Oblak Atleti

A la tercera va la vencida

Jan Oblak vuelve a disputar una final europea. Las dos anteriores que jugó son de amargo recuerdo para el esloveno. La primera de ellas tuvo lugar el 14 de mayo de 2014, cuando aún militaba en las filas del Benfica. El meta se hizo con la titularidad a mitad de temporada y fue clave para llevar a las Águilas a pelear con el Sevilla por el título de Europa League en Turín. Un par de semanas antes, en ese mismo escenario, sus intervenciones permitieron a los lisboetas resistir el asedio de la Juventus pese a terminar el partido con nueve jugadores. Sin embargo, no tuvo tanta fortuna en la final, en la que los hispalenses se hicieron con el título en la tanda de penaltis. Aunque Oblak estuvo correcto a lo largo del choque, la gloria correspondió a Beto, héroe de aquel encuentro al detener dos de los lanzamientos.
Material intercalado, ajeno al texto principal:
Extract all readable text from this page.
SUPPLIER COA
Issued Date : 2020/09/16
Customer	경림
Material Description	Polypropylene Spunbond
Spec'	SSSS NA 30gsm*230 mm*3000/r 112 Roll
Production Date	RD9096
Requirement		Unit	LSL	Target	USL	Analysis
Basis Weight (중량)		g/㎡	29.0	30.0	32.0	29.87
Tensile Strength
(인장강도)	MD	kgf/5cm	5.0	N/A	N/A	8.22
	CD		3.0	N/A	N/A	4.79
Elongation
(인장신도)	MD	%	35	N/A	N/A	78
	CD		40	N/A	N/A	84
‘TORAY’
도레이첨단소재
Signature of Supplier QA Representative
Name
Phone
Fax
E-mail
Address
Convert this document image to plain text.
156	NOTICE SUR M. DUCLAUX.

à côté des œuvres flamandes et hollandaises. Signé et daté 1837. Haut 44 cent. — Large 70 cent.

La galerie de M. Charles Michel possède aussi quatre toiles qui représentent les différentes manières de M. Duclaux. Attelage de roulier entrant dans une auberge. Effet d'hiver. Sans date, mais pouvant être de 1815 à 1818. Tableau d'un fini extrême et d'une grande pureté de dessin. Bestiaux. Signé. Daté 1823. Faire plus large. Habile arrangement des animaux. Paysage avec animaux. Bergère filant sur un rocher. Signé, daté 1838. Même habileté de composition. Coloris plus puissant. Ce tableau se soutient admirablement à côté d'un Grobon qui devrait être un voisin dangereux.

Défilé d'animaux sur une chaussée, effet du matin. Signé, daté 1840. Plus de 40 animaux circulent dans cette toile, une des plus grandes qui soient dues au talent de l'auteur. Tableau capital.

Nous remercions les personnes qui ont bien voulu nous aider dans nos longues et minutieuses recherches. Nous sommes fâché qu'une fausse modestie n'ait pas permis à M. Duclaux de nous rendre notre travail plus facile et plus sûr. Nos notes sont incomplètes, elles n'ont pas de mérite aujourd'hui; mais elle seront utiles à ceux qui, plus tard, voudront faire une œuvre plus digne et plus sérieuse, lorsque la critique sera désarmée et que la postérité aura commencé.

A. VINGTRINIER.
Europa le debe una a Oblak

Ya con el Atlético, la historia volvería a repetirse dos años después en Milán. Si el conjunto de Simeone llegó hasta ahí, fue en gran parte gracias a su arquero, quien protagonizó otra memorable actuación en la vuelta de semifinales. En este caso fue en Múnich, donde paró un penalti a Thomas Müller que pudo mandar a los colchoneros a la lona. Sin embargo, el fútbol volvió a ser ingrato con él en otra final que se decidió desde el punto de castigo y que terminó llevándose el Real Madrid.

De nuevo han tenido que pasar dos años para que Oblak disponga de una oportunidad para redimirse. Otra vez en la Europa League, ese torneo que se le resistió con 21 años y por el que ahora peleará ya consagrado como uno de los mejores guardametas del mundo –si no el mejor–. Sporting de Portugal y Arsenal pudieron comprobarlo de primera mano al estrellarse contra el muro esloveno en las anteriores eliminatorias. De los 23 disparos que ha recibido en esta edición de la competición, sólo dos acabaron en gol, lo que se traduce en un porcentaje de paradas del 91% que no iguala ningún otro portero. Está preparado para que a la tercera vaya la vencida.